Re: [PATCH 2/2] xfs: use iomap_valid method to detect stale cached iomaps

"Darrick J. Wong" <djwong@xxxxxxxxxx> · Tue, 27 Sep 2022 21:54:27 -0700

On Fri, Sep 23, 2022 at 10:04:03AM +1000, Dave Chinner wrote:
> On Wed, Sep 21, 2022 at 08:44:01PM -0700, Darrick J. Wong wrote:
> > On Wed, Sep 21, 2022 at 06:29:59PM +1000, Dave Chinner wrote:
> > >  	xfs_iunlock(ip, XFS_ILOCK_EXCL);
> > > @@ -1160,13 +1181,20 @@ xfs_buffered_write_iomap_end(
> > >  
> > >  	/*
> > >  	 * Trim delalloc blocks if they were allocated by this write and we
> > > -	 * didn't manage to write the whole range.
> > > +	 * didn't manage to write the whole range. If the iomap was marked stale
> > > +	 * because it is no longer valid, we are going to remap this range
> > > +	 * immediately, so don't punch it out.
> > >  	 *
> > > -	 * We don't need to care about racing delalloc as we hold i_mutex
> > > +	 * XXX (dgc): This next comment and assumption is totally bogus because
> > > +	 * iomap_page_mkwrite() runs through here and it doesn't hold the
> > > +	 * i_rwsem. Hence this whole error handling path may be badly broken.
> > 
> > That probably needs fixing, though I'll break that out as a separate
> > reply to the cover letter.
> 
> I'll drop it for the moment - I wrote that note when I first noticed
> the problem as a "reminder to self" to mention it the problem in the
> cover letter because....
> 
> > 
> > > +	 *
> > > +	 * We don't need to care about racing delalloc as we hold i_rwsem
> > >  	 * across the reserve/allocate/unreserve calls. If there are delalloc
> > >  	 * blocks in the range, they are ours.
> > >  	 */
> > > -	if ((iomap->flags & IOMAP_F_NEW) && start_fsb < end_fsb) {
> > > +	if (((iomap->flags & (IOMAP_F_NEW | IOMAP_F_STALE)) == IOMAP_F_NEW) &&
> > > +	    start_fsb < end_fsb) {
> > >  		truncate_pagecache_range(VFS_I(ip), XFS_FSB_TO_B(mp, start_fsb),
> > >  					 XFS_FSB_TO_B(mp, end_fsb) - 1);
> 
> .... I really don't like this "fix". If the next mapping (the
> revalidated range) doesn't exactly fill the remainder of the
> original delalloc mapping within EOF, we end up with delalloc blocks
> within EOF that have no data in the page cache over them. i.e. this
> relies on blind luck to avoid unflushable delalloc extents and is a
> serious landmine to be leaving behind.

I'd kinda wondered over the years why not just leave pages in place and
in whatever state they were before, but never really wanted to dig too
deep into that.  I suppose I will when the v2 patchset arrives.

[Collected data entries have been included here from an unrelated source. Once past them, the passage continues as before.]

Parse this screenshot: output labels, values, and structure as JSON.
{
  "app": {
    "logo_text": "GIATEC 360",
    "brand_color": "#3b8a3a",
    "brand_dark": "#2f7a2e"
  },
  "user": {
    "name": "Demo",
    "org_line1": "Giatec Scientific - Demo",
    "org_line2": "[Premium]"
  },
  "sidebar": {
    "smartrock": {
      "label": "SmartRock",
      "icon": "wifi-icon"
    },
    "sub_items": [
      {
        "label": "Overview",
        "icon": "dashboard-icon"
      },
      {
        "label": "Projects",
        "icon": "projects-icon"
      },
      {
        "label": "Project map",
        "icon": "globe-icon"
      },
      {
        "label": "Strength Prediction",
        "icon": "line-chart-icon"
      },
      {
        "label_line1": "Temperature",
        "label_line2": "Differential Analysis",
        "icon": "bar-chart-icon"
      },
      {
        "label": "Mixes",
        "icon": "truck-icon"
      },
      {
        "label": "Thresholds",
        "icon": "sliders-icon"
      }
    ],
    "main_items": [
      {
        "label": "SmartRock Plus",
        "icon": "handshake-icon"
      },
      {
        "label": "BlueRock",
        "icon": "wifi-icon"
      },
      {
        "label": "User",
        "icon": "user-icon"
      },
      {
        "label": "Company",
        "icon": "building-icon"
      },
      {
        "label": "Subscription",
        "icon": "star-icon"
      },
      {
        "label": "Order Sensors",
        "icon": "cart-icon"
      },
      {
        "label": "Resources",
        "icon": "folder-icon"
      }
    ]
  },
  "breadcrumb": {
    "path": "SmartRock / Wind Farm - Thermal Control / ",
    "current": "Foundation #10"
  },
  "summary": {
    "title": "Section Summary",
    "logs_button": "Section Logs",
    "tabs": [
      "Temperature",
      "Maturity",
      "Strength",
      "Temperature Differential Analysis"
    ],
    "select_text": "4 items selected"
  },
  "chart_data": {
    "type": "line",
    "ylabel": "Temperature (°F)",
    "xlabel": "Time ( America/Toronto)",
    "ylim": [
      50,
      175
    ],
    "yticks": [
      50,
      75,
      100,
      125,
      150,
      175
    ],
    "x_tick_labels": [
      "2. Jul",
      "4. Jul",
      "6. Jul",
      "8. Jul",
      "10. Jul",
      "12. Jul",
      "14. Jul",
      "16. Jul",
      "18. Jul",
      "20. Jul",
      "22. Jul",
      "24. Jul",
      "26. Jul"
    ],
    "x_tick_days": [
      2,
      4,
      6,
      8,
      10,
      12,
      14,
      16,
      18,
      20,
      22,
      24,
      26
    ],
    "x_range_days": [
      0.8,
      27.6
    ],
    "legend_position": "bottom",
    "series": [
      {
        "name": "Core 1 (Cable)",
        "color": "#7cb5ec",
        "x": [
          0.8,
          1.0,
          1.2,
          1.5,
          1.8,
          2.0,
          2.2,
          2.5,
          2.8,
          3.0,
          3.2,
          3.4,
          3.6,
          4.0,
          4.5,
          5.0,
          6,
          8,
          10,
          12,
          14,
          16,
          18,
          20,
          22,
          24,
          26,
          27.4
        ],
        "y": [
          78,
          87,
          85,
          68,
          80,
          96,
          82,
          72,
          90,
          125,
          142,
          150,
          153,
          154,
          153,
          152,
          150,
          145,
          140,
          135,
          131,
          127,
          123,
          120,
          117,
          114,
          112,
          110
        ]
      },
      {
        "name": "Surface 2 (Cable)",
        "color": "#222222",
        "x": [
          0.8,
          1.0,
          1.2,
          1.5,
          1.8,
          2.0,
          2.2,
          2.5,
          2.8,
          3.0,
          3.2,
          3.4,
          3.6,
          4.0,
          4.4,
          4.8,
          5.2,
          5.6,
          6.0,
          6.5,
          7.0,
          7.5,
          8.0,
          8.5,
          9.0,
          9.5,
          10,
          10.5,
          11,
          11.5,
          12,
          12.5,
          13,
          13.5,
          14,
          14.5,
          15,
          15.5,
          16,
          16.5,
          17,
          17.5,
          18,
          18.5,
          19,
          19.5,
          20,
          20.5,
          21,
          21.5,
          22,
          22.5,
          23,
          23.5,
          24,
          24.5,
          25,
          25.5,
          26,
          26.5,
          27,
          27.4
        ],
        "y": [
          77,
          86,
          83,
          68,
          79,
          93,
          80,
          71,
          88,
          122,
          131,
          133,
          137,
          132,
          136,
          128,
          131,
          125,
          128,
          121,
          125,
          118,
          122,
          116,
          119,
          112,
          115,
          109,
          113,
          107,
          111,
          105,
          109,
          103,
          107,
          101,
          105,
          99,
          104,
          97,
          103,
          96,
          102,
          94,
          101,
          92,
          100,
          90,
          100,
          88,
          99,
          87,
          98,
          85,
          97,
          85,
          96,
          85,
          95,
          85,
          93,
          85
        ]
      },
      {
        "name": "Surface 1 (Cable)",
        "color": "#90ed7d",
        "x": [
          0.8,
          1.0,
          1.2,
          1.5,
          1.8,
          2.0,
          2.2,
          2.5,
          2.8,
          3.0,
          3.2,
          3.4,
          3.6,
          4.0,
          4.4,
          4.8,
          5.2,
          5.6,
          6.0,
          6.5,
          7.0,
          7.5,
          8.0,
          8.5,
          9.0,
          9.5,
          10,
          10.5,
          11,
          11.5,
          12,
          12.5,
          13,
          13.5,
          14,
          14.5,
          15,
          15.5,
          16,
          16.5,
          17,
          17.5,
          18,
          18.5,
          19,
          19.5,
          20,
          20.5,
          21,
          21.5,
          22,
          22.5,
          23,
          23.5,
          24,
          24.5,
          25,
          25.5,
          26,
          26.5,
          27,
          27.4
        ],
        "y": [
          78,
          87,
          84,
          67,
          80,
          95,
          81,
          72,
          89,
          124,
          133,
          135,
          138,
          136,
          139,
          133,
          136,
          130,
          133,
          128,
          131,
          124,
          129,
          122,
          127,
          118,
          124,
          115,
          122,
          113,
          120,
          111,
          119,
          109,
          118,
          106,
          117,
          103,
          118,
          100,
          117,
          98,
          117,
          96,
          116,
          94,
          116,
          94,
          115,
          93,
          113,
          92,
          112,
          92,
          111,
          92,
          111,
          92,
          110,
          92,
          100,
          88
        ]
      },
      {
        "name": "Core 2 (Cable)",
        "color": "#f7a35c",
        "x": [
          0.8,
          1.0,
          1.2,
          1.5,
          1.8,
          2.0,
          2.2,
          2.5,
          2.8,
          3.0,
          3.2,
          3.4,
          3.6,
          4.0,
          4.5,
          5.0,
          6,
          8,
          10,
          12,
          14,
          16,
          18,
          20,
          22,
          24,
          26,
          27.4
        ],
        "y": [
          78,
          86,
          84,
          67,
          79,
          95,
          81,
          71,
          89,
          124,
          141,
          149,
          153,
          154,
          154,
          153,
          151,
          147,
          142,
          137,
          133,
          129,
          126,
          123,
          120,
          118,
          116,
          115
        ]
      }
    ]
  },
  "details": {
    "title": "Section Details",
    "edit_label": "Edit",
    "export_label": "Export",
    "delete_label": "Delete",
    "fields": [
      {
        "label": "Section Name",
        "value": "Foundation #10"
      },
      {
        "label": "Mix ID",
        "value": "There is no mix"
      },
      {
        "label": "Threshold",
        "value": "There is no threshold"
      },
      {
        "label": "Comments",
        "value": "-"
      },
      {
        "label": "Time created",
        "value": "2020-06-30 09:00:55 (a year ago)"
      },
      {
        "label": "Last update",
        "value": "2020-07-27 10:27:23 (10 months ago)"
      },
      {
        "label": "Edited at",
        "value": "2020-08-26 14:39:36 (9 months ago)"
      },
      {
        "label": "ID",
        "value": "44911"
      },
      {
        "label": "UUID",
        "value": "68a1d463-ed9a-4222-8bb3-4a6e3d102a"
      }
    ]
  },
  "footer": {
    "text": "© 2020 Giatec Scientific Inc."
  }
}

> The fact we want buffered writes to move to shared i_rwsem operation
> also means that we have no guarantee that nobody else has added data
> into the page cache over this delalloc range. Hence punching out the
> page cache and then the delalloc blocks is exactly the wrong thing
> to be doing.
> 
> Further, racing mappings over this delalloc range mean that those
> other contexts will also be trying to zero ranges of partial pages
> because iomap_block_needs_zeroing() returns true for IOMAP_DELALLOC
> mappings regardless of IOMAP_F_NEW.
> 
> Indeed, XFS is only using IOMAP_F_NEW on the initial delalloc
> mapping to perform the above "do we need to punch out the unused
> range" detection in xfs_buffered_write_iomap_end(). i.e. it's a flag
> that says "we allocated this delalloc range", but it in no way
> indicates "we are the only context that has written data into this
> delalloc range".
> 
> Hence I suspect that the first thing we need to do here is get rid
> of this use of IOMAP_F_NEW and the punching out of delalloc range
> on write error. I think what we need to do here is walk the page
> cache over the range of the remaining delalloc region and for every
> hole that we find in the page cache, we punch only that range out.

That would make more sense; I bet we'd have tripped over this as soon as
we shifted buffered writes to IOLOCK_SHARED and failed a write().

> We probably need to do this holding the mapping->invalidate_lock
> exclusively to ensure the page cache contents do not change while
> we are doing this walk - this will at least cause other contexts
> that have the delalloc range mapped to block during page cache
> insertion. This will then cause the the ->iomap_valid() check they
> run once the folio is inserted and locked to detect that the iomap
> they hold is now invalid an needs remapping...

<nod>

> This would avoid the need for IOMAP_F_STALE and IOMAP_F_NEW to be
> propagated into the new contexts - only iomap_iter() would need to
> handle advancing STALE maps with 0 bytes processed specially....

Ooh nice.

> > > @@ -1182,9 +1210,26 @@ xfs_buffered_write_iomap_end(
> > >  	return 0;
> > >  }
> > >  
> > > +/*
> > > + * Check that the iomap passed to us is still valid for the given offset and
> > > + * length.
> > > + */
> > > +static bool
> > > +xfs_buffered_write_iomap_valid(
> > > +	struct inode		*inode,
> > > +	const struct iomap	*iomap)
> > > +{
> > > +	int			seq = *((int *)&iomap->private);
> > > +
> > > +	if (seq != READ_ONCE(XFS_I(inode)->i_df.if_seq))
> > > +		return false;
> > > +	return true;
> > > +}
> > 
> > Wheee, thanks for tackling this one. :)
> 
> I think this one might have a long way to run yet.... :/

It's gonna be a fun time backporting this all to 4.14. ;)

Btw, can you share the reproducer?

--D

> -Dave.
> -- 
> Dave Chinner
> david@xxxxxxxxxxxxx